You can pay $24,000 in commissions to sell a $400,000 home. For that kind of money, the advice better be good.
A few years ago, a friend of mine decided to take the plunge and buy her first condo. She asked me to accompany her to what looked like the perfect find. It was just $324,000, and it seemed to have it all: it was big and beautiful, close to transit, and it had a remarkable view—until you looked down. That’s when I saw the pair of train tracks. “Doesn’t it get loud when trains pass by?” I asked. Without missing a beat the realtor retorted: “It’ll be fine—just don’t open the windows.”
That’s not the answer you want to hear from the person you just hired to help you make the largest financial decision of your life, and it points to a larger problem: there are a lot of really bad realtors out there. Sure, there are a lot of good ones too. But how can you tell the difference?
A bad agent can cost you big time—either in lost opportunity, by overpaying for your new house, or because you aren’t given the information you need to make an informed decision. There are a lot of signs that the Canadian market could be heading for a bit of turbulence—sales have dropped by a dramatic 30% this July over last—so getting expert help you can trust is more important than ever. Here’s how to ensure the next realtor you hire is a good one:
Is your agent competent? My dad was once burned by a terrible realtor. Determined never to be had again, he has developed a fool-proof method for testing your agent. Do lots of homework on the area you’re interested in before you set foot on a property, then ask your realtor a series of questions that you know the answer to, and they should know the answer to. Three strikes, and they’re out.
For instance, when planning a move from Calgary to Toronto, my father had the realtor send him some potential listings. He analyzed the comparables, investigated surrounding neighbourhoods, checked building permits and even consulted zoning bylaws. Armed with this information, he would ask the realtor questions; if the realtor couldn’t answer, he terminated the relationship. That’s how he avoided buying a beautiful detached brick home—that would eventually back on to a landfill site. It’s also how my father ended up with a realtor whose aggressive negotiations shaved $35,000 off the asking price of the home he eventually bought.
Is your agent honest? Knowledge is one thing. Honesty’s another. You want a realtor with both. To make sure your agent will disclose all the relevant information you need to make an informed decision, verify that he or she will adhere to a basic obligation to disclose all known latent and hidden defects, such as whether or not there was a fire, or if a home was used as a grow-op. Your agent can’t replace a home inspector—the only qualified expert to determine major problems—but realtors can and should alert you to pertinent facts that could sway your decision.
A good honesty test is to ask your realtor about an inherent conflict of interest in the business. Many realtors will tell you that, as a buyer, you are not responsible for paying their commission—as they get paid by the seller. This is true. The buyer’s agent generally gets half of the 6% commission that the seller pays to his or her agent, less brokerage fees.

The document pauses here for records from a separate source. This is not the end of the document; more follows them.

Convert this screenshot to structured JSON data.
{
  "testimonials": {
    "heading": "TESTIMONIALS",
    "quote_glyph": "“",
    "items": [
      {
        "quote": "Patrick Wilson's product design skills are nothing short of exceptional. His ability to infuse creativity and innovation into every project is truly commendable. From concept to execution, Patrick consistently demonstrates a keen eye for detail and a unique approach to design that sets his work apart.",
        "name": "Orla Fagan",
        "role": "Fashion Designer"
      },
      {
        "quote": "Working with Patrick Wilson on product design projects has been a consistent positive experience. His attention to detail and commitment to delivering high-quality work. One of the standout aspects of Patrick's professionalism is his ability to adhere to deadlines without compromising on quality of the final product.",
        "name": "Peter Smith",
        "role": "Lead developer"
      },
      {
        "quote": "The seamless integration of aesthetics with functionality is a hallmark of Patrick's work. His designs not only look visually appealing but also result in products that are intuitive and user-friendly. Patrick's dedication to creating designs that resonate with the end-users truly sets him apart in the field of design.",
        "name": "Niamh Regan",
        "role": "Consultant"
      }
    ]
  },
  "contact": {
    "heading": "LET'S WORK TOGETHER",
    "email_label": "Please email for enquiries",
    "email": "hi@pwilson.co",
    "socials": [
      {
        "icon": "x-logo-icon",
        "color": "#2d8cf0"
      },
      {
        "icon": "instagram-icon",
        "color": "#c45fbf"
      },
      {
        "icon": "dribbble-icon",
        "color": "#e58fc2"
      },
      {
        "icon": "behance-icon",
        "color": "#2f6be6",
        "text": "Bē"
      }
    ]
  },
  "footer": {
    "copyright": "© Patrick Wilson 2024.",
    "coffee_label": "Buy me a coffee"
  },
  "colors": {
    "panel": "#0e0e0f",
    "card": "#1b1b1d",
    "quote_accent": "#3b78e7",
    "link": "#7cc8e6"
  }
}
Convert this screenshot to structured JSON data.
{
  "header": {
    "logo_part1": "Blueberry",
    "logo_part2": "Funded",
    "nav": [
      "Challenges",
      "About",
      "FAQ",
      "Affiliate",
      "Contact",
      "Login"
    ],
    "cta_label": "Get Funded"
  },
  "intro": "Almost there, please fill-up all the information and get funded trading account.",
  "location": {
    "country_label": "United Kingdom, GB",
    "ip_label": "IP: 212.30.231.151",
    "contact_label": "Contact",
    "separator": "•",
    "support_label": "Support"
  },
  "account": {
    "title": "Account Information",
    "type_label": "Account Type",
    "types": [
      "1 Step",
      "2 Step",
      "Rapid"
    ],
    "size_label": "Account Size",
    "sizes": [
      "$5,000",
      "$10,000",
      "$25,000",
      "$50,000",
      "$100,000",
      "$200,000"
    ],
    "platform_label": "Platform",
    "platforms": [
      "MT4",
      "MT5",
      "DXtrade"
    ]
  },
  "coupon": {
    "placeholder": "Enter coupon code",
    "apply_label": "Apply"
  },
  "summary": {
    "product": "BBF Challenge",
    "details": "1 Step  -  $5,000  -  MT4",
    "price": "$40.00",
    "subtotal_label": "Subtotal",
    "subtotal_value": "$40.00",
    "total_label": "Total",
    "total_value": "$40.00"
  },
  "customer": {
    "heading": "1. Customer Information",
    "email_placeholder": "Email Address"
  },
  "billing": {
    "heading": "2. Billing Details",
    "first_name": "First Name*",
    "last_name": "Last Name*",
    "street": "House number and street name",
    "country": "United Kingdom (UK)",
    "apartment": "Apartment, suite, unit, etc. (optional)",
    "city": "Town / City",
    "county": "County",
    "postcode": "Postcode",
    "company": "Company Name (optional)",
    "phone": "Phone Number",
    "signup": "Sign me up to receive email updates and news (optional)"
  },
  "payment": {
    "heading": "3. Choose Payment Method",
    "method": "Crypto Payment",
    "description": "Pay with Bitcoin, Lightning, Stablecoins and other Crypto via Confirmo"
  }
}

What many agents won’t mention, though, is the conflict of interest this leads to: the more the buyer pays for the house, the more money the buyer’s agent will get. Agents often care more about closing the deal fast then making a few extra bucks, so this is not necessarily a strong incentive. But if your agent is up front about the conflict, that’s good. If he or she starts talking circles and won’t meet your eyes, not so good.
Do they really offer value? From a strictly dollars-and-cents perspective, it’s only worth hiring realtors to help you sell if they can get enough of a premium on the selling price to cover their commission. So do they? According to a recent study by two Northwestern University economists, people who used a realtor typically didn’t get a higher sale price; when the agent’s commission was factored in, the for-sale-by-owner people came out ahead—with an extra $19,800 in their pocket, based on the average $330,000 cost of a Canadian home in 2010.
Still, before you go it alone, ask yourself: how confident are you setting a reasonable selling price in today’s housing market? And how comfortable are you advertising your home? A few missteps can cost you 5% of the sale price, according to Paul Anglin, a real-estate economist in Guelph, Ont. So there are advantages to hiring an agent—as long as you get what you pay for.
That’s a lesson my friend learned the hard way. After three years in a home she hated, she sold her one-bedroom bungalow—a “condo alternative” as her realtor put it—to buy a smaller, more urban-centric place. Despite soaring housing prices she lost money (after factoring in legal and realty fees). I am convinced that if her agent had provided competent, honest advice, based solely on her needs, she would have at least broken even on her $300,000 investment. Remember, that big commission you’re paying is for advice—so make sure the advice you get is good.